Liebes Tagebuch,
mein Schwager ist vorgestern gestorben*.
Seine Krebsdiagnose am 01.03.2021 hat mich dazu bewogen, die scheiß Raucherei sein zu lassen, völlig unvorbereitet, einfach weil der richtige Zeitpunkt mir mit nem großen Hammer voll in die Fresse gehauen hat. Ich saß da, den Schock der Diagnose (natürlich) bei einer Zigarette verdauend, und den hämmernden Gedanken an den "richtigen Zeitpunkt" vorsichtig in meine Realität lassend. Eine ganze Zigarette lang. Dann hab ich sie ausgedrückt und dachte, ich versuch's einfach mal, ich habe ja nichts zu verlieren. Ich war schon länger unglücklicher Raucher.
Heute weiß ich, dass neben der ganzen Unsicherheit und Aufgeregtheit auch ein bisschen Erleichterung dabei war, dass der richtige Zeitpunkt - endlich! - gekommen war. Die Hürden schienen mir vorher zu hoch um einfach "grundlos" aufzuhören. Vor allem weil mein Mann weiter raucht, und in einer Wohnung ohne Balkon geht das ja gar nicht, dass einer aufhört und der andere nicht. Außerdem würden mich doch alle fragen, ob ich schwanger bin, wenn ich eingefleischte Raucherin plötzlich nicht mehr rauche, wie unangenehm! Zusätzlich zum eigentlichen Aufhören, das bei 20-30 Zigaretten pro Tag eh schon kein Zuckerschlecken wird.
Auch wenn es irgendwie verschroben klingt... Es fühlt sich ein bisschen so an, als hätte mein Schwager mir den Zugang zur Rauchfreiheit geschenkt. Durch die ganzen Tiefs bin ich natürlich alleine durch, klar, aber den Stein des Anstoßes hat er bzw. seine Krankheit und die Umstände der Diagnose gegeben.

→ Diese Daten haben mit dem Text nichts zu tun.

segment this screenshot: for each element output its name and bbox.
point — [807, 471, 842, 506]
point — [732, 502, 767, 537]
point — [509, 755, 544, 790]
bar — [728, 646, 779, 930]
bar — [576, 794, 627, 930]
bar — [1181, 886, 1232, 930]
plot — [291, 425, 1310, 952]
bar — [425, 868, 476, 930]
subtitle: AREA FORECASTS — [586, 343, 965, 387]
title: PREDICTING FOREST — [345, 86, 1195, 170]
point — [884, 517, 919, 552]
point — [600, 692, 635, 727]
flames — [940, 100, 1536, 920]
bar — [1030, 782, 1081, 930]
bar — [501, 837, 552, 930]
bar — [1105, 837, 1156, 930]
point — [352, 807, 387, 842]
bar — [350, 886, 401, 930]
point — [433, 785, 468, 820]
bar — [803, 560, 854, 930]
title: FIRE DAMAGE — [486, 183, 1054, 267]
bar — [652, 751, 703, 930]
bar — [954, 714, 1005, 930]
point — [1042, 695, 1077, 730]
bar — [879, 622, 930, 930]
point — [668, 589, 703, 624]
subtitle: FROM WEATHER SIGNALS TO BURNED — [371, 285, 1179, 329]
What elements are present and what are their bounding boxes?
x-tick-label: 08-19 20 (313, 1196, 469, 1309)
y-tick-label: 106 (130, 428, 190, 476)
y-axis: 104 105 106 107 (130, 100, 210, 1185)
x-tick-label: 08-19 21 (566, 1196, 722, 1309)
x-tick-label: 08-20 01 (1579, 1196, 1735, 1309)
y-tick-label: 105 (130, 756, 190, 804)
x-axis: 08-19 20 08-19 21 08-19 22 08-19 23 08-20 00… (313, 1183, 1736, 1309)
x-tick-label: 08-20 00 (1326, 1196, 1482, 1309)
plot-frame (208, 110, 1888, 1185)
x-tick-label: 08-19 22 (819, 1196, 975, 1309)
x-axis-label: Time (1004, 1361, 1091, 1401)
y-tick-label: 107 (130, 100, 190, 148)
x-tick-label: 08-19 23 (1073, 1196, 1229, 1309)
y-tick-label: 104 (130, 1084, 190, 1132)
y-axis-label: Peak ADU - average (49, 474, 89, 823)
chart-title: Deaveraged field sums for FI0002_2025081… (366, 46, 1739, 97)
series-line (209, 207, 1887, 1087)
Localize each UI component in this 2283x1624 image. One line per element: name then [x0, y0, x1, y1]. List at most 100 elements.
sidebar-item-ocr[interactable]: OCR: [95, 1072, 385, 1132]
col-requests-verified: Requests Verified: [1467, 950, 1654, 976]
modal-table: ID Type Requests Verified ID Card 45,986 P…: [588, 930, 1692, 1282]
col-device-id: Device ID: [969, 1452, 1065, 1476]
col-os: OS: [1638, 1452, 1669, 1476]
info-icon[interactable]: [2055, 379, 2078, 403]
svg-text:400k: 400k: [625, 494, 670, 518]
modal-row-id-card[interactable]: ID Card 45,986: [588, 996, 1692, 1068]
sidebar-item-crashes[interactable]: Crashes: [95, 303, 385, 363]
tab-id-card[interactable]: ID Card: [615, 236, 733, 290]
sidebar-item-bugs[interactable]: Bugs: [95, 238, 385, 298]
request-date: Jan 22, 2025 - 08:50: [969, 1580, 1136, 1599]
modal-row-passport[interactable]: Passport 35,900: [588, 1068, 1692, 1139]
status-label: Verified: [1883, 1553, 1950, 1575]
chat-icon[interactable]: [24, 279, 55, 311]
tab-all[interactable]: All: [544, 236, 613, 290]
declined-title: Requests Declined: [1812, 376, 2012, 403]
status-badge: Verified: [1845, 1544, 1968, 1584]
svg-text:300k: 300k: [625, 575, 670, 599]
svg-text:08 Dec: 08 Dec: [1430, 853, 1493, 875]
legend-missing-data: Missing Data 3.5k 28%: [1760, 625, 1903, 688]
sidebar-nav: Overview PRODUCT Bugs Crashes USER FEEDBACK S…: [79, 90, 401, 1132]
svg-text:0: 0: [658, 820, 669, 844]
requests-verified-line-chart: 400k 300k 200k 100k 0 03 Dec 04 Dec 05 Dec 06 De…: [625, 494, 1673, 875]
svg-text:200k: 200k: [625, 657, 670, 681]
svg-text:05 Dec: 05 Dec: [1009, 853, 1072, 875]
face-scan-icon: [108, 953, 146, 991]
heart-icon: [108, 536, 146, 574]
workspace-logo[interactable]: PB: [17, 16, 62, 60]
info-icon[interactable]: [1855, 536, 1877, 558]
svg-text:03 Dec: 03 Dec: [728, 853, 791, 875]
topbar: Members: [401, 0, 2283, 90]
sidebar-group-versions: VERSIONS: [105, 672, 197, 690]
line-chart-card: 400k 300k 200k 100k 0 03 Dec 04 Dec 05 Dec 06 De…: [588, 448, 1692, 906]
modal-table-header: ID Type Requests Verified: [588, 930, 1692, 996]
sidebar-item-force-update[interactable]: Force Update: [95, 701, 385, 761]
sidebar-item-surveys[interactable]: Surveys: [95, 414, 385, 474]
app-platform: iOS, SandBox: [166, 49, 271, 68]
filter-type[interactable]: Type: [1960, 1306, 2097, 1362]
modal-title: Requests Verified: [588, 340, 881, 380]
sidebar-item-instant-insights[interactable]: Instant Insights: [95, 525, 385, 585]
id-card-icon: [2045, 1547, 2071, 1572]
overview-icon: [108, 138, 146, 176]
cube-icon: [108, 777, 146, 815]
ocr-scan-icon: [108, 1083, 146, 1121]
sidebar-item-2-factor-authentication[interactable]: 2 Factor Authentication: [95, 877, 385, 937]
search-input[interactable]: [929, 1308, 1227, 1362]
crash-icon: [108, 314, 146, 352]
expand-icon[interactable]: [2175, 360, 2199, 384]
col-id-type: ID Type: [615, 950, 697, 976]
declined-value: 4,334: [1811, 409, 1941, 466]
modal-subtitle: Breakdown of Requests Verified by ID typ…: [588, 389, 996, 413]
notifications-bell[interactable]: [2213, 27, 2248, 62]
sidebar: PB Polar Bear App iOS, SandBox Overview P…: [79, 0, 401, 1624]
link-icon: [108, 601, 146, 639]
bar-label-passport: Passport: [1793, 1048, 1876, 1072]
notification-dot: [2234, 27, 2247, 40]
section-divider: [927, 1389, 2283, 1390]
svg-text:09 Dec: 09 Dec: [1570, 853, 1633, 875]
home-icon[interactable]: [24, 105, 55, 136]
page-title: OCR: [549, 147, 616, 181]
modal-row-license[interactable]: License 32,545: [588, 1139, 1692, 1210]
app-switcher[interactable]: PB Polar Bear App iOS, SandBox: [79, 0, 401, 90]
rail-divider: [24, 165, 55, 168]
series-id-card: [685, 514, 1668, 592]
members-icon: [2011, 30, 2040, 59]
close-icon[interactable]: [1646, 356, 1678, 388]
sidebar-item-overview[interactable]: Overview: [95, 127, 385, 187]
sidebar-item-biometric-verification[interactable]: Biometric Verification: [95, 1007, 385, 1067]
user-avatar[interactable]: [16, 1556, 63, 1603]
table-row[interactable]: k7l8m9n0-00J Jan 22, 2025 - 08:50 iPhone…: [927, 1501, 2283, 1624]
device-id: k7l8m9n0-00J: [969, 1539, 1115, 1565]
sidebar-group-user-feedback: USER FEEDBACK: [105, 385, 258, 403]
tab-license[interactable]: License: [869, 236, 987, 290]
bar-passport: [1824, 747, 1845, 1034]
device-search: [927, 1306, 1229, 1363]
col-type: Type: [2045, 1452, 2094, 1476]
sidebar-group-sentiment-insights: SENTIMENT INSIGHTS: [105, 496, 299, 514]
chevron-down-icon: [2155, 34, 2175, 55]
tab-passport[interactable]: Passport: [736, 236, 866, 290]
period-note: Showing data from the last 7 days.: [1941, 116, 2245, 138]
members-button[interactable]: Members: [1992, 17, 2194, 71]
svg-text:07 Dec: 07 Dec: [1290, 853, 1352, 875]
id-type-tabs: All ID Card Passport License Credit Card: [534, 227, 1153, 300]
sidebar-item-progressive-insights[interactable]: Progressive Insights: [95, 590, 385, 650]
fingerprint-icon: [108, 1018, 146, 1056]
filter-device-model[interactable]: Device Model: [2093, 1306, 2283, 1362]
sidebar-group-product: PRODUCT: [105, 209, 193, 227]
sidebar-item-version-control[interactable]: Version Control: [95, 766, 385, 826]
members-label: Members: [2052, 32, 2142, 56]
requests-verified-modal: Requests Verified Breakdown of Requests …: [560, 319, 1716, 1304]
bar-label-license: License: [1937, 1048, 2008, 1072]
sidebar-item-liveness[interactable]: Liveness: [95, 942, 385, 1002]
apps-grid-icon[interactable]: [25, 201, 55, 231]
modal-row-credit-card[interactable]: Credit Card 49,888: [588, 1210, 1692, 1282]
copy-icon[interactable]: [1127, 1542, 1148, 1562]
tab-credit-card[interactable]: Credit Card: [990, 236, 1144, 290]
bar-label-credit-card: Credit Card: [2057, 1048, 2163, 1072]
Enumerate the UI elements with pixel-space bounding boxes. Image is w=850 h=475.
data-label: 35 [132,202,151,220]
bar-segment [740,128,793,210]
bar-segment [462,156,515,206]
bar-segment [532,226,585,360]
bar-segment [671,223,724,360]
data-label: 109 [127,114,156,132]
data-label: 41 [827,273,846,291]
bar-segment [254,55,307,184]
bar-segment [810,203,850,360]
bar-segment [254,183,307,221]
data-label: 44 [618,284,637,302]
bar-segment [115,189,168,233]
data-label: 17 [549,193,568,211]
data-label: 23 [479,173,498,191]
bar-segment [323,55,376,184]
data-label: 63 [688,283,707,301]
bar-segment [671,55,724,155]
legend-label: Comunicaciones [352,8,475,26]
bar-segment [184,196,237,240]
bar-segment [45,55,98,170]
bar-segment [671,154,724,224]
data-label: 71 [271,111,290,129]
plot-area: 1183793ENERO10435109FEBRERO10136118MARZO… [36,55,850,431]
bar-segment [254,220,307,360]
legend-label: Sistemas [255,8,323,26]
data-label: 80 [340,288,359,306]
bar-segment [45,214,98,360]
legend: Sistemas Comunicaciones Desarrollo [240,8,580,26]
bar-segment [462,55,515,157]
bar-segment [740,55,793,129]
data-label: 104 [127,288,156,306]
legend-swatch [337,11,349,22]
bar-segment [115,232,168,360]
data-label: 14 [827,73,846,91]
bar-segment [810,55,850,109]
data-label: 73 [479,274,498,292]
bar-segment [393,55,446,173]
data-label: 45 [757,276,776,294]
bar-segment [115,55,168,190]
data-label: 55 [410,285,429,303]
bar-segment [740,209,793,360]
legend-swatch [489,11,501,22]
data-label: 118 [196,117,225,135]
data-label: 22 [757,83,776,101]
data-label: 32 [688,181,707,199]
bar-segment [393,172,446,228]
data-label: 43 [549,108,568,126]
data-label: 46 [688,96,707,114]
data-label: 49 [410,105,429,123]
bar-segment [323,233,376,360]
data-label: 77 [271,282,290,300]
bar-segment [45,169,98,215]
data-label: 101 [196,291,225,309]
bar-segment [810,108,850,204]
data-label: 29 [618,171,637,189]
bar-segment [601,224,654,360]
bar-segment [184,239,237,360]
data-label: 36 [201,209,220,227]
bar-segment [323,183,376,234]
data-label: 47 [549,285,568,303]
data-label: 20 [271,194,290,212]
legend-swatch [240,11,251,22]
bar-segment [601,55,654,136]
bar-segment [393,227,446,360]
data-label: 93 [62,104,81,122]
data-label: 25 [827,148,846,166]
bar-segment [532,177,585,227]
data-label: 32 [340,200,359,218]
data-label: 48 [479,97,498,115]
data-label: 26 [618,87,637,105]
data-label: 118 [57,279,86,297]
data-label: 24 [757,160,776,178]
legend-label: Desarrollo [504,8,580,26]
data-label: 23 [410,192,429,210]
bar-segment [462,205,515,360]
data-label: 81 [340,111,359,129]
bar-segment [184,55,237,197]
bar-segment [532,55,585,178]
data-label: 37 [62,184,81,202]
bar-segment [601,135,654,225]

Ich möchte auch für ihn rauchfrei bleiben. Damit sein Geschenk nicht umsonst war.
* Von Beileidsbekundungen bitte ich abzusehen. Ich weiß, dass dieses Forum voll von wahnsinnig empathischen Menschen ist, und ich schätze euch alle und die Gemeinschaft hier sehr. Bitte habt Verständnis dafür, dass mich Beileidsbekundungen im Moment eher überfordern würden.